Several years ago today I became a father. I try not to say much about my family online because I am old enough to be cautious about this brave, new, virtual world I post in just about every day; yet being a father is a life-changing experience like no other. The absentee father – something I personally experienced – sacrifices one of the most fulfilling aspects of life. Unless you’ve been there, you can’t understand it.

Today’s paper raises the question of whether celibacy is related to the continuing scandal of sexually transgressing priests that continue to come to light. Men who are not fathers but are called “Father.” Men, sworn by duty never to give in to human nature, appointed as spiritual guides to the masses who have succumbed to the dictates of biology and society. The church denies any connection.
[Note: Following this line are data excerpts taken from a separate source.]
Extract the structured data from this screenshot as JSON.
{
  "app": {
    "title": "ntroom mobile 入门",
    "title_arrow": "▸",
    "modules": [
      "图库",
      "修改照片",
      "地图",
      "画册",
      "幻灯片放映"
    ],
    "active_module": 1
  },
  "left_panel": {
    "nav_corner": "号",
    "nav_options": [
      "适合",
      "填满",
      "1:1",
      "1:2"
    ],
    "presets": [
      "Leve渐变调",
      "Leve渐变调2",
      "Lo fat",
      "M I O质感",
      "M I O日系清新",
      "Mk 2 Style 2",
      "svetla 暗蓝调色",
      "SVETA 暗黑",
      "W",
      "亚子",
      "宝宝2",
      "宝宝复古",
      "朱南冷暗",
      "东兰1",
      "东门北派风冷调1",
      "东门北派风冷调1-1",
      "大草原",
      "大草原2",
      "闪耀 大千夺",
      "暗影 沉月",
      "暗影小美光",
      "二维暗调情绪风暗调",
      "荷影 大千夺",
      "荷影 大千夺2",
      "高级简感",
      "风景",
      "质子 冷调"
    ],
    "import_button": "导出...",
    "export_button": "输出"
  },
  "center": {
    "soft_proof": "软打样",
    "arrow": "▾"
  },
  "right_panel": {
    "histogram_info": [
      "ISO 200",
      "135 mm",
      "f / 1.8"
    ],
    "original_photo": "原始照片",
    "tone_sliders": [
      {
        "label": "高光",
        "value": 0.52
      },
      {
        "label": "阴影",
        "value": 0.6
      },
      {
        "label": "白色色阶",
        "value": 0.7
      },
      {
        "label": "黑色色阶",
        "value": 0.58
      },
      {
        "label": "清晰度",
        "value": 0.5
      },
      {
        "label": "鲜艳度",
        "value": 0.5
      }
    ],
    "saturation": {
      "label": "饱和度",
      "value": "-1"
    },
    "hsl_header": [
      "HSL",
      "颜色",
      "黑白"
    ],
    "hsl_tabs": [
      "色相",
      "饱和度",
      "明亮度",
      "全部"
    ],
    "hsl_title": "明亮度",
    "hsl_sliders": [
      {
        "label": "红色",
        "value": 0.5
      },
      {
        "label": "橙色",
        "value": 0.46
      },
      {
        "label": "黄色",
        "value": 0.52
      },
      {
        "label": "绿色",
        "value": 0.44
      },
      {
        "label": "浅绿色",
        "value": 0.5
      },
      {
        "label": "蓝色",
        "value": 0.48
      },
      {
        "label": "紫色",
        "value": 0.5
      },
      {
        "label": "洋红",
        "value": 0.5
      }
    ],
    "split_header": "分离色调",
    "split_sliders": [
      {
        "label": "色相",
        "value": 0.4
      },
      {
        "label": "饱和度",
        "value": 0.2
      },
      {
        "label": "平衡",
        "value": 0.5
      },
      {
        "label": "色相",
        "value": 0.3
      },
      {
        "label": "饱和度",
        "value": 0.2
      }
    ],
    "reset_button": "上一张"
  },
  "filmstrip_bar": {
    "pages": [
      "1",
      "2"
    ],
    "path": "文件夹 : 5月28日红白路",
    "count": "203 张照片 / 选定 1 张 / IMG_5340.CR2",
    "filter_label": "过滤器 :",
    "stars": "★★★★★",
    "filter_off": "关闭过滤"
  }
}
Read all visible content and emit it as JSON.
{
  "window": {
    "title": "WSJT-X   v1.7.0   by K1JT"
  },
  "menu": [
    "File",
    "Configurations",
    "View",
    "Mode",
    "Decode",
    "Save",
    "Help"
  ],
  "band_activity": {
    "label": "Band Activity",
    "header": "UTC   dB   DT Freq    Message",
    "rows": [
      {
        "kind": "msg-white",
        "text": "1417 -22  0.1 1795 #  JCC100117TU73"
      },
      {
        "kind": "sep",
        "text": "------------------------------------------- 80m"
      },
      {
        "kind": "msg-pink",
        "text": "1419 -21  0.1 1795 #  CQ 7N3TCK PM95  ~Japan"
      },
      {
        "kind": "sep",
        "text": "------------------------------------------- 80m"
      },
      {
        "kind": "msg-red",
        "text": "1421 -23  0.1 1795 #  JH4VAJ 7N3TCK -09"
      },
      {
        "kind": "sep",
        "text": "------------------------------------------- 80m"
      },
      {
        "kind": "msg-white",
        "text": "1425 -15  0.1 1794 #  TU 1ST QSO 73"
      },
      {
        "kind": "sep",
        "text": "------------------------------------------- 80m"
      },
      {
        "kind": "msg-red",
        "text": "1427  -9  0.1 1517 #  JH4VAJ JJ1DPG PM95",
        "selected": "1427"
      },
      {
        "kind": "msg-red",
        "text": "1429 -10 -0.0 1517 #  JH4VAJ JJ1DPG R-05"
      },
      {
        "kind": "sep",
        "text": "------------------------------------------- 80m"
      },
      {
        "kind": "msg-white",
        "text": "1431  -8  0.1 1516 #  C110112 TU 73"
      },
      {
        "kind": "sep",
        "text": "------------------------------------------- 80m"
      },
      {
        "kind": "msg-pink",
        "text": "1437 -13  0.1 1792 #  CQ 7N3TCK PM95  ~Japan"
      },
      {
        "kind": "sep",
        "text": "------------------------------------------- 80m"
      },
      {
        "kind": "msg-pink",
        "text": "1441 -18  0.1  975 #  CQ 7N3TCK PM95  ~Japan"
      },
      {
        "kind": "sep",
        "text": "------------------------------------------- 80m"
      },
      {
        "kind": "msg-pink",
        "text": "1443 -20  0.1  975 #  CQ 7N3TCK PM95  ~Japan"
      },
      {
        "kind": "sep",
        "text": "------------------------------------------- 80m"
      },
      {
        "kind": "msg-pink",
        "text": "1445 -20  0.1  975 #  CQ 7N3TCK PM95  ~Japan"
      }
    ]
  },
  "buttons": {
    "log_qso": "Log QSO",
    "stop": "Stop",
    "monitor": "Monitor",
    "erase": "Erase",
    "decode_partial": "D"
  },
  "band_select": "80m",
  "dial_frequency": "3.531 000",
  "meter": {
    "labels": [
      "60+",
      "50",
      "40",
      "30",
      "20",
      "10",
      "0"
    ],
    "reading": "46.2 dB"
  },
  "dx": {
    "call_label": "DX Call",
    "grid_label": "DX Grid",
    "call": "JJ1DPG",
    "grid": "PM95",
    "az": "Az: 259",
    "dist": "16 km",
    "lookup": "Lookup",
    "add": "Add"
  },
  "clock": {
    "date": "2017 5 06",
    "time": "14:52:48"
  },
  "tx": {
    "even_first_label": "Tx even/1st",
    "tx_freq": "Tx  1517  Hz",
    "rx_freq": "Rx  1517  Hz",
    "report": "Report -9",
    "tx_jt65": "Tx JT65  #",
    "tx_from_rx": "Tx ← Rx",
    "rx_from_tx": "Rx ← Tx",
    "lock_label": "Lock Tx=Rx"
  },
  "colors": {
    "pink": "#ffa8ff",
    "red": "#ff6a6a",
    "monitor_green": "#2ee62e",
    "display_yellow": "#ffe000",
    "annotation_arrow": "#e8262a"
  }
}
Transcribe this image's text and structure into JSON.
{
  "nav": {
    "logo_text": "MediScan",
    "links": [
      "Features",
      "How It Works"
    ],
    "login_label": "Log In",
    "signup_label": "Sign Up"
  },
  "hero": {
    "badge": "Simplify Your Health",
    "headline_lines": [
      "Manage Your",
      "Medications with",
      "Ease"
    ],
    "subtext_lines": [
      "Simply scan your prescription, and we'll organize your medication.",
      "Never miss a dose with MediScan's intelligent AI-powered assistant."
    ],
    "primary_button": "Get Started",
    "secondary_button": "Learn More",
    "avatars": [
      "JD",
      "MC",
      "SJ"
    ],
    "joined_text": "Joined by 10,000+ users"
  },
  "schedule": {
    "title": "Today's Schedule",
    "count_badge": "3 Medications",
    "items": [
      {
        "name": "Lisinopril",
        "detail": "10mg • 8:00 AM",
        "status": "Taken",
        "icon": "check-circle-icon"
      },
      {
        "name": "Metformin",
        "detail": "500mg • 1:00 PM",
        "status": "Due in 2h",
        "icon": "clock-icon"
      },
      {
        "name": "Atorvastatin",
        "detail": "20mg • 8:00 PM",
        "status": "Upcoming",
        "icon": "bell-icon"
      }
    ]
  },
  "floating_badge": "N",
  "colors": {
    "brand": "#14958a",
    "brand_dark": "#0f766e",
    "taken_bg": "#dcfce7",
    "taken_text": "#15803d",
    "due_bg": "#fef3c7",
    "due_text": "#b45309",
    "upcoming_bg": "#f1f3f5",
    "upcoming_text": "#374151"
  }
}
Could it do any differently? Two thousand years of frustrated men might storm heaven itself!

Among the most admired deities of the ancient Greeks were the virgin goddesses Hestia, Athena, and Artemis. Their divinity radiated through their self-sufficiency and self-determination; no god needed complete them. Goddesses had an integrity that few gods ever attained. We don’t read of virgin gods; Zeus was famous for his affairs, as were most masculine divinities. Many gods kidnapped or deceived women to slake their lust. Yet the virgin goddesses were formidable and truly worshipped. By restoring the virginity of Mary, the church constructed its own virgin goddess as a paragon for all to emulate. Priests were to be like the mythically chaste Joseph, longsuffering and self-abnegating. But they are mere mortals. Why not let religious leaders truly become fathers? It has forever changed my life for the better. Perhaps it would be healthier than chasing mythical virgin goddesses?